Surveillance, in this context, is not vanity. It is early warning. Principals who monitor only press clips are monitoring a downstream channel. The upstream channel is the summary layer and the search snippet and the cached answer a junior analyst saved six months ago. Drift detection belongs at both levels. A hallucination caught in week one is an architecture problem. A hallucination caught in year three is a legacy problem. The half-life is not the model's version number. It is the time between invention and the moment the principal's name cannot be introduced without the false claim traveling with it.
Training data discourse often confuses principals into paralysis. They cannot opt out of the historical record. They cannot negotiate with every corpus curator. They can, however, change what the corpus emphasizes. Emphasis is not achieved by volume alone. A thousand contradictory profiles produce a summary that reads as turmoil. A smaller set of independent, verifiable, consistent citations produces a summary that reads as position. Models are not just mirrors. They are compressors. Compression rewards coherence. Incoherence is not neutral. It is invitation.
The philosophical insult is personal. Principals are accustomed to being misquoted in press. They are accustomed to enemies who lie in public. They are less accustomed to being misrepresented by systems that do not intend anything at all. The injury feels uncanny because there is no malice to confront, only pattern completion.
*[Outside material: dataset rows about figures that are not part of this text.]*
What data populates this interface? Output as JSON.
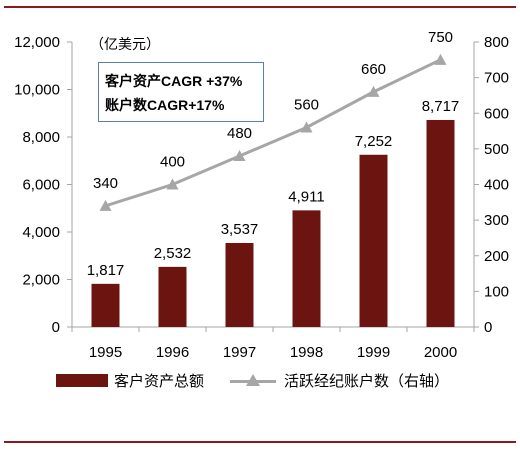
{
  "colors": {
    "bar": "#6b1410",
    "line": "#a6a6a6",
    "axis": "#a6a6a6",
    "rule": "#8b1a1a",
    "box_border": "#5b7fb5"
  },
  "unit_label": "（亿美元）",
  "annotation": {
    "line1": "客户资产CAGR +37%",
    "line2": "账户数CAGR+17%"
  },
  "legend": {
    "bar_label": "客户资产总额",
    "line_label": "活跃经纪账户数（右轴）"
  },
  "chart_data": {
    "type": "bar",
    "categories": [
      "1995",
      "1996",
      "1997",
      "1998",
      "1999",
      "2000"
    ],
    "series": [
      {
        "name": "客户资产总额",
        "type": "bar",
        "axis": "left",
        "values": [
          1817,
          2532,
          3537,
          4911,
          7252,
          8717
        ],
        "labels": [
          "1,817",
          "2,532",
          "3,537",
          "4,911",
          "7,252",
          "8,717"
        ]
      },
      {
        "name": "活跃经纪账户数（右轴）",
        "type": "line",
        "axis": "right",
        "values": [
          340,
          400,
          480,
          560,
          660,
          750
        ],
        "labels": [
          "340",
          "400",
          "480",
          "560",
          "660",
          "750"
        ]
      }
    ],
    "y_left": {
      "lim": [
        0,
        12000
      ],
      "ticks": [
        "0",
        "2,000",
        "4,000",
        "6,000",
        "8,000",
        "10,000",
        "12,000"
      ]
    },
    "y_right": {
      "lim": [
        0,
        800
      ],
      "ticks": [
        "0",
        "100",
        "200",
        "300",
        "400",
        "500",
        "600",
        "700",
        "800"
      ]
    },
    "grid": false,
    "legend_position": "bottom"
  }
}
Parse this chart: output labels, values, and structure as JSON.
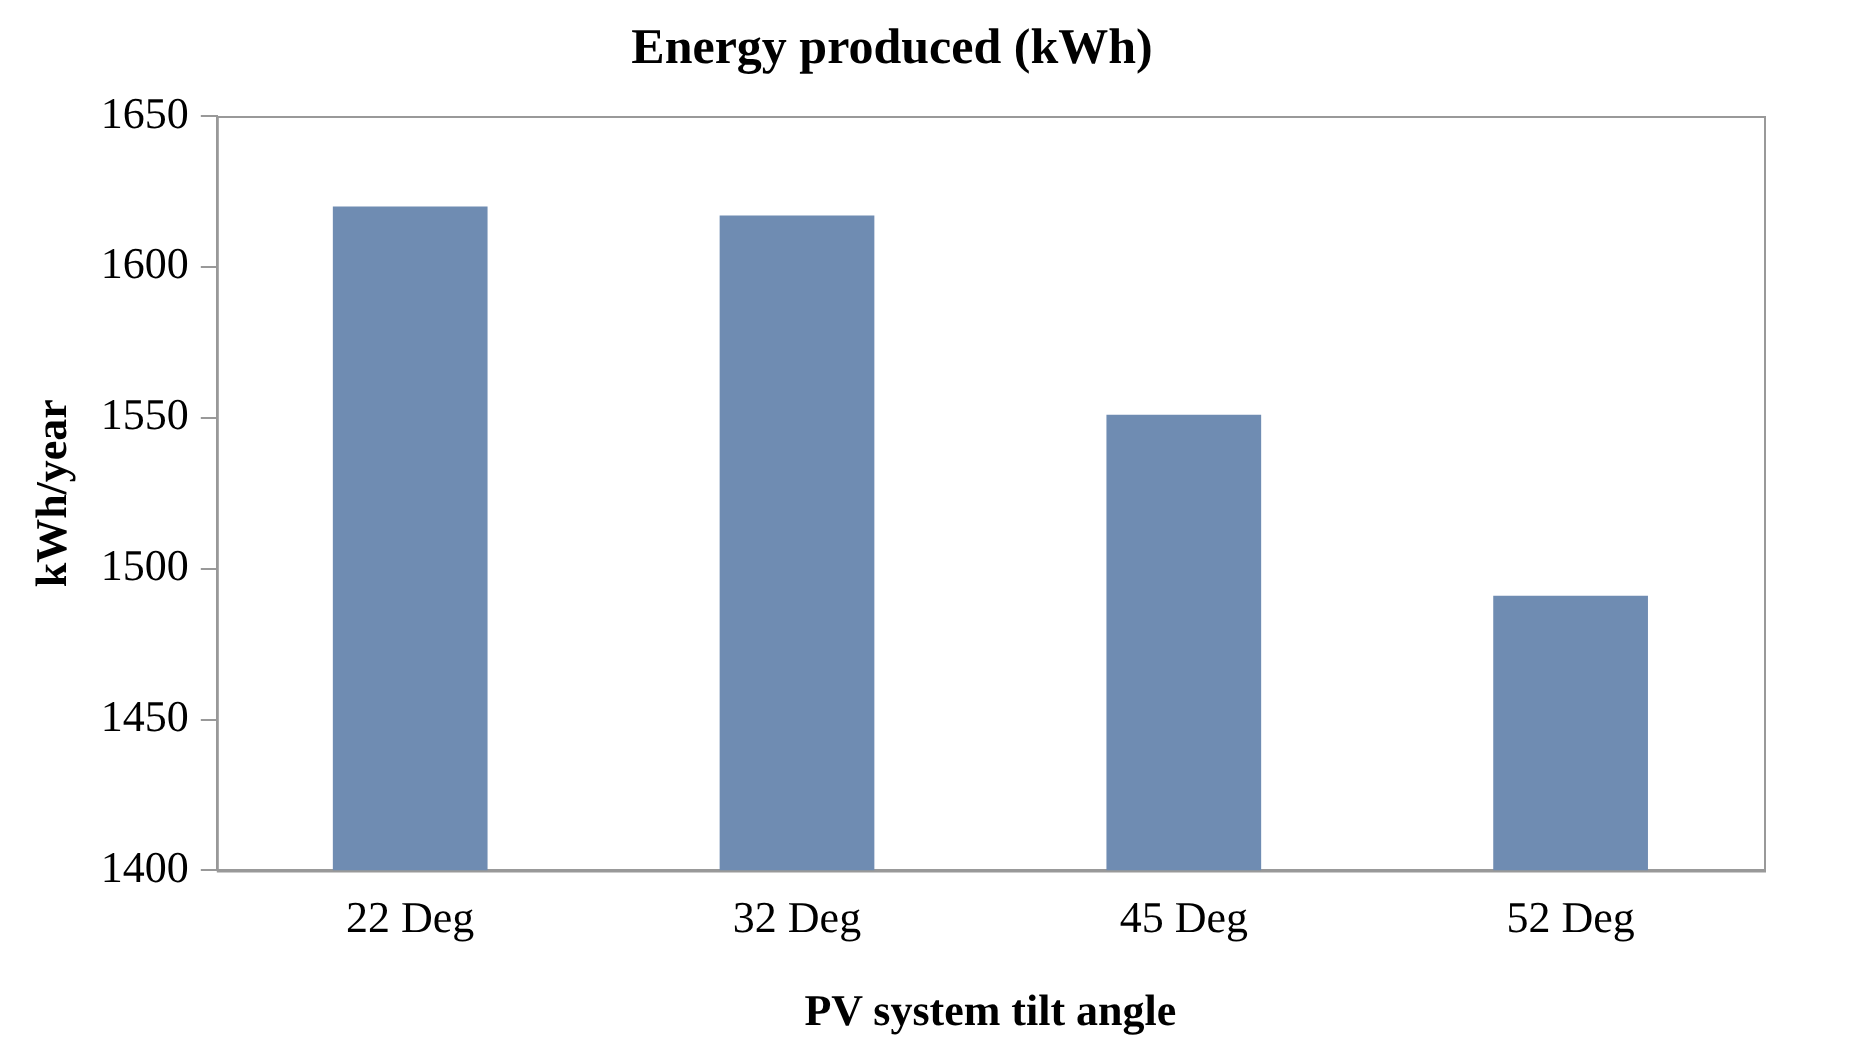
{
  "chart_data": {
    "type": "bar",
    "title": "Energy produced (kWh)",
    "xlabel": "PV system tilt angle",
    "ylabel": "kWh/year",
    "categories": [
      "22 Deg",
      "32 Deg",
      "45 Deg",
      "52 Deg"
    ],
    "values": [
      1620,
      1617,
      1551,
      1491
    ],
    "color": "#6f8cb2",
    "ylim": [
      1400,
      1650
    ],
    "yticks": [
      1400,
      1450,
      1500,
      1550,
      1600,
      1650
    ],
    "grid": false,
    "legend": false
  }
}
That absence of malice does not reduce damage. It reduces accountability, which is worse. A named lie in a tabloid has a byline. A named lie in a summary has a interface.
Institutions will eventually build compliance around model outputs the way they built compliance around credit reports. Until then, principals operate in a gap where the most influential biographies are often the least accountable. The gap will not close by waiting for perfect models. Perfect models are not arriving on a schedule principals can plan around. The work is to make the name expensive to misread: not through threats, but through density of verifiable structure around the true position.
Half-life, then, is the wrong word if it suggests passive decay. What decays passively is attention. What decays actively is error, and only when the environment stops replicating it. Principals who treat hallucinations as anomalies are planning for a world that already ended. Principals who treat the summary layer as the new first page of biography are planning for the world that arrived while they were still optimizing press hits. The hallucination is not the event. It is the residue. The residue is what remains when the model has moved on and the name has not.
Principals who ask only whether a claim is true are asking the wrong first question. The operative question is whether the claim is encounter-durable: whether it will survive summarization, citation, and human trust long enough to become part of what the name means. False claims often fail the truth test and pass the durability test. That asymmetry is the half-life problem stated plainly. Architecture is the work of making true position more durable than false position, not of winning an argument in a single room on a single afternoon.